Stopping We Heart Seattle
On March 17, some parents from John Stanford International School (JSIS) staged a protest on the overpass of 45th St. over I-5. They wanted a camp of unhoused people near the school to be cleared out immediately.
The WA Dept. of Transportation had made it clear to JSIS parents that they were already emptying the camp by moving residents of the camp into transitional housing. The protesters wanted the camp to be swept immediately, which would interrupt the housing process and disperse the residents to continue being unhoused.
Many other JSIS parents did not support this protest.
We Heart Seattle decided to join the protest and visit the camp, in solidarity with the parents’ demand that the process of housing should be stopped by dispersing the residents and keeping them homeless.
We Heart Seattle and their director Andrea Suarez have a long history of lying, stealing, destroying possessions, bullying and abusing unhoused people all over Seattle. They most commonly lie about having consent from unhoused people, some of whom they have bullied or tried to bribe, some of whom they haven’t asked at all.
Most of these abuses go undocumented. On this day, there were witnesses.
On that morning, We Heart Seattle first came to the overpass protest itself and tried to enter a different camp near the overpass. Some mutual aid volunteers were there, hoping to prevent any harm to the residents of those tents. When the volunteers stopped WHS, Andrea Suarez said that she had been “doing outreach” at the camp and knew residents there. But no residents of the camp confirmed this, and when asked, Andrea Suarez could not name a single resident there.
When they failed to infiltrate that camp, Andrea Suarez and We Heart Seattle went to the camp which the JSIS parents were complaining about. The camp is several blocks south of the overpass and is under the Ship Canal bridge of the I-5 freeway. However, WHS had announced in advance that they would do what they call a “cleanup” of the camp on that morning. WHS cleanups often involve theft of possessions, bullying of residents, and entering private spaces without consent. Because of this warning, neighbors and volunteers were able to organize a blockade of WHS.
Mutual aid volunteers had been visiting the camp for some time, bringing supplies and helping pick up trash. Some of those volunteers checked with residents of the camp. Residents confirmed that WHS had violated their trust in the past: offering to pick up trash but showing up with body cams, violating privacy in other areas of the camp, taking photos and videos without consent and posting them on social media in ways that made the residents look bad, stealing bicycles and other usable possessions without permission. Mutual aid volunteers had been hearing these stories about WHS from residents for months.

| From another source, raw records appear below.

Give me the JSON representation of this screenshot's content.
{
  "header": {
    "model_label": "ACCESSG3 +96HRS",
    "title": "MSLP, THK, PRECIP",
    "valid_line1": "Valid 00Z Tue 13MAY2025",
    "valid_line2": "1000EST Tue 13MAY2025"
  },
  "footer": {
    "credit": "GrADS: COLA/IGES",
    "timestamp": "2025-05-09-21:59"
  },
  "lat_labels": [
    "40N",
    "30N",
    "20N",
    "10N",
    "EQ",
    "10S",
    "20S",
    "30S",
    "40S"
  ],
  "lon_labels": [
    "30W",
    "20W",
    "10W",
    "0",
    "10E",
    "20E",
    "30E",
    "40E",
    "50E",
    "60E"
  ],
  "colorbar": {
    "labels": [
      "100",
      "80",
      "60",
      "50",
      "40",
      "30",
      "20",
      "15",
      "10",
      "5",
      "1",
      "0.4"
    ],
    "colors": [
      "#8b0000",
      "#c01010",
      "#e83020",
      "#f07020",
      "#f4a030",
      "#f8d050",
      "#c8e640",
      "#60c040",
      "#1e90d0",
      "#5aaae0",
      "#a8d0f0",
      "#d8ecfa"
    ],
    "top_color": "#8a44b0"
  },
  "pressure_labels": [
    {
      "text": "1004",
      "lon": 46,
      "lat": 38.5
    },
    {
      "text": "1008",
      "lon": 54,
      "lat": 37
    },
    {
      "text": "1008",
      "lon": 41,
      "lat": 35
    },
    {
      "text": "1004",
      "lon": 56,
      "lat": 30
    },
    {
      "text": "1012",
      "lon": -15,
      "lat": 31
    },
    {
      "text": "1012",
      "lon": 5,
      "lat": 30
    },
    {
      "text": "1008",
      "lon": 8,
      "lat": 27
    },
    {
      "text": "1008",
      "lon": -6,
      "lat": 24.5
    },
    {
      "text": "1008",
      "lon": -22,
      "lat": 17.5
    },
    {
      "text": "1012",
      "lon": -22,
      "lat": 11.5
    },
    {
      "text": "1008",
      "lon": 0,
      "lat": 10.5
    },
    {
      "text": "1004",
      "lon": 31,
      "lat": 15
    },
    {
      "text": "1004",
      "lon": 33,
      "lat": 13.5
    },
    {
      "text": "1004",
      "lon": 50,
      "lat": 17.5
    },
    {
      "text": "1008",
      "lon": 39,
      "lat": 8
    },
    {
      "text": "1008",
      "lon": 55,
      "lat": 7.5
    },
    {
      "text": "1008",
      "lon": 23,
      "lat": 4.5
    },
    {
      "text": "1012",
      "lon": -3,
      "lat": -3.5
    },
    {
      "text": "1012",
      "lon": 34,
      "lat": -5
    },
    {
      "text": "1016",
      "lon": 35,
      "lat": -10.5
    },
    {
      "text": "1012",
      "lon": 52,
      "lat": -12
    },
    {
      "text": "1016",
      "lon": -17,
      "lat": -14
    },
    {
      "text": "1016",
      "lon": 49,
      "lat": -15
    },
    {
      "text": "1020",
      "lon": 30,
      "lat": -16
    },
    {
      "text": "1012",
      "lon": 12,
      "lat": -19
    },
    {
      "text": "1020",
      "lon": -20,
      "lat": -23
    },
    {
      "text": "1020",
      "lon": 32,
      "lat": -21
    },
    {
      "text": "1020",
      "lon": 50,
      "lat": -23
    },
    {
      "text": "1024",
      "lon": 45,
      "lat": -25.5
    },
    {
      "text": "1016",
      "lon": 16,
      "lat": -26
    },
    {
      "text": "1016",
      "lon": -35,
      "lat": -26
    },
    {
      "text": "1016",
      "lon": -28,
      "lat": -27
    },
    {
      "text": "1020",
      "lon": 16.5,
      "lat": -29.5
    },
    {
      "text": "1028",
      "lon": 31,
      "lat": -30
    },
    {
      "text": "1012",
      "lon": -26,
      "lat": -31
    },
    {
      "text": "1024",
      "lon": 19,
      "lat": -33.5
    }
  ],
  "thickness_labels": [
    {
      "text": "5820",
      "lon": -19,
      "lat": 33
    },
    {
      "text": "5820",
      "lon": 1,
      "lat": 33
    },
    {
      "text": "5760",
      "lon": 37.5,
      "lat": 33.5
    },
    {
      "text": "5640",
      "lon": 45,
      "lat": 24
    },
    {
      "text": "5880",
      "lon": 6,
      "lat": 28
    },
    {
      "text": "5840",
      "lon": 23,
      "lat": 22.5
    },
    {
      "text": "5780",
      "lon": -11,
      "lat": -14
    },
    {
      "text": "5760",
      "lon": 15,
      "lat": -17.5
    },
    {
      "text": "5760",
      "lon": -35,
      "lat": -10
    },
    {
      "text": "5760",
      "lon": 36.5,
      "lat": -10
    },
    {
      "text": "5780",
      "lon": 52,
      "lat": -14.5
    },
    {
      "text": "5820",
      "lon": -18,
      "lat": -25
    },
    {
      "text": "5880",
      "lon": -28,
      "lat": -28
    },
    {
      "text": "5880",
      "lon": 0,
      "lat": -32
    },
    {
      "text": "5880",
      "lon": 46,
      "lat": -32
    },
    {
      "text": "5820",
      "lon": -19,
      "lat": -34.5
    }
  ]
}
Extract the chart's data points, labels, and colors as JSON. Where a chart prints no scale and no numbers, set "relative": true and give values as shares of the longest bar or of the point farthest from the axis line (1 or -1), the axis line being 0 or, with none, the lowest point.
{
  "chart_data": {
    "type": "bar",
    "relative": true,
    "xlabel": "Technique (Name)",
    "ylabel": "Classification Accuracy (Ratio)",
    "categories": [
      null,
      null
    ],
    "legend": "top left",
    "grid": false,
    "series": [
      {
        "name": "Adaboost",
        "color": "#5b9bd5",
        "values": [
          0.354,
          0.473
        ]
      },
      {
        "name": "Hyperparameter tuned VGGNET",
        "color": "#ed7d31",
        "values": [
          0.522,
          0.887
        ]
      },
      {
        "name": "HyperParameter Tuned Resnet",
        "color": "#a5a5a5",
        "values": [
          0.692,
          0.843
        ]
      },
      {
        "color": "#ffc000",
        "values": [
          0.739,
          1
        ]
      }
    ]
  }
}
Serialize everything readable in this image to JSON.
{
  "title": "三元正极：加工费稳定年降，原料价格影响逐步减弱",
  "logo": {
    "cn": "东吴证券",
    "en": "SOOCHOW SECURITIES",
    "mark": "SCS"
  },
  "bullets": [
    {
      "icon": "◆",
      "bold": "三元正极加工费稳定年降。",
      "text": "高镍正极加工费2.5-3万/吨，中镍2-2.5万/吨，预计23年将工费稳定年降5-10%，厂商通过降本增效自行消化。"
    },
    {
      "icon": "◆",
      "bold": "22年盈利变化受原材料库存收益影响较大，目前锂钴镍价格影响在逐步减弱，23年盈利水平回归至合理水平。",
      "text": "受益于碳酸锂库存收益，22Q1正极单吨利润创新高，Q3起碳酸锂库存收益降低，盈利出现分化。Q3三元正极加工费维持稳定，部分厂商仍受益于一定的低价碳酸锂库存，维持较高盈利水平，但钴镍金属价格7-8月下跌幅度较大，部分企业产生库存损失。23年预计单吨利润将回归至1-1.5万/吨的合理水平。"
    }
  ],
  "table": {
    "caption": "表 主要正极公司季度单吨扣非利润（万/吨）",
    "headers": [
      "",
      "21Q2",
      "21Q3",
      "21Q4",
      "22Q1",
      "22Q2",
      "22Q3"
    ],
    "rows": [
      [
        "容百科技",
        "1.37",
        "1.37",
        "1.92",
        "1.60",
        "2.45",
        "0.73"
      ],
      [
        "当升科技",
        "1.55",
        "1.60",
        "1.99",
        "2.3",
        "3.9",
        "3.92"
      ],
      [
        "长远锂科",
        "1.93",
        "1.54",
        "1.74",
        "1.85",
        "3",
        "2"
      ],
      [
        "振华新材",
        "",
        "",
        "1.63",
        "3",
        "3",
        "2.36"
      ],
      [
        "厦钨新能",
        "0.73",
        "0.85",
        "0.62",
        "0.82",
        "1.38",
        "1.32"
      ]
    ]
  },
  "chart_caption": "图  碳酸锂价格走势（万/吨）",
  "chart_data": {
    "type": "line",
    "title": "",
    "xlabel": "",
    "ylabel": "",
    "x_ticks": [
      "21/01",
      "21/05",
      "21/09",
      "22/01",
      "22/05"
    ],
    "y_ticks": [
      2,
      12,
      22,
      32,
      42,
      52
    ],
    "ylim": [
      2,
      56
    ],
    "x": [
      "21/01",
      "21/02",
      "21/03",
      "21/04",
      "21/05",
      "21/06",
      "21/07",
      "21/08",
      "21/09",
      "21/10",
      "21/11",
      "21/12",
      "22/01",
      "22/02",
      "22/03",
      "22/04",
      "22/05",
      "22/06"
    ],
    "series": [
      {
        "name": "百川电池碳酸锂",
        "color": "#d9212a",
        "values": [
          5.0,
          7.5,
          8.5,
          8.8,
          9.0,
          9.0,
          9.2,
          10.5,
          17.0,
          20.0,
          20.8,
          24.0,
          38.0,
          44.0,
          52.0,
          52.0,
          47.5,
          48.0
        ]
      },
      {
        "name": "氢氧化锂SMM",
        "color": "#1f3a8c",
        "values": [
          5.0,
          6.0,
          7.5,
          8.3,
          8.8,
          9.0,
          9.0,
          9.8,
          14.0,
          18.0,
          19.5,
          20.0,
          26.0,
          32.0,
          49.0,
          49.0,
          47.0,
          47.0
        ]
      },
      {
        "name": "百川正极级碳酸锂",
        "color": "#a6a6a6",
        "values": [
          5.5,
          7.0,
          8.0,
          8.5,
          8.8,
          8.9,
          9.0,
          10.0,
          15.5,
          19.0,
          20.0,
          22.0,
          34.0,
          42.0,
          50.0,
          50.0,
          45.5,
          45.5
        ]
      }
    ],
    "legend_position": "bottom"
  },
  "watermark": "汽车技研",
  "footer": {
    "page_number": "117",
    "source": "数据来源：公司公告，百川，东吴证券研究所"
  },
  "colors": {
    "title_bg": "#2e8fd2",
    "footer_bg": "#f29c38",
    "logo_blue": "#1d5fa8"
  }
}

Residents did not want WHS to enter the camp, and they accepted the offer to have neighbors stand with them to turn WHS away.
When WHS arrived at the camp, they were met by a team of volunteers who blocked them from entering.
The WHS team were angry and aggressive. Some found ways to squirm through cracks in the fence, but volunteers and residents blocked them inside too. Residents helped walk the WHS intruders outside the camp. One of the WHS staff later said that he was assaulted by volunteers. The actual incident is on film, showing that it was the WHS staff who knocked a sign out of a mutual aid volunteer’s hand.
WHS members insisted that they had been asked to come by a resident of the camp. They gave a name for the supposed resident. None of the residents who were present recognized the name that WHS members said. WHS often pretends to get consent from random individuals who might not even stay at the camp.
Disgraced right-wing blogger Jonathan Choe was with WHS. Choe boasted that he had visiting the camp every day for the previous week. Residents confirmed that Choe had entered the camp and repeatedly violated their privacy by sticking his camera into tents and private spaces without permission. Residents of the camp asked not to be photographed or videotaped. WHS and Jonathan Choe did so anyway.
Several residents told WHS that they were not wanted in the camp. Andrea Suarez kept asking one resident “Do you want us to come back later?” The resident kept saying No, but Andrea kept asking and even said “Okay we’ll come back later.” One of the mutual aid volunteers had to keep affirming at full volume “He is not saying come back later. He is not saying come back later.”
WHS ultimately left. Andrea Suarez tried to persuade or recruit one of the newer volunteers, who politely but firmly refused to be coopted. Andrea Suarez finally said “Okay we’ll go, since you’ve got supplies covered here,” trying to present the situation as a cooperation between WHS and mutual aid volunteers, rather than a situation where WHS was blocked from entering a camp and prevented from bullying and abusing camp residents.
Mutual aid volunteers asked residents if they would like some simple signs to put up. Residents said Yes please. The volunteers printed some signs on paper that said WE HEART SEATTLE NOT WELCOME HERE. Residents put them up inside and outside the camp.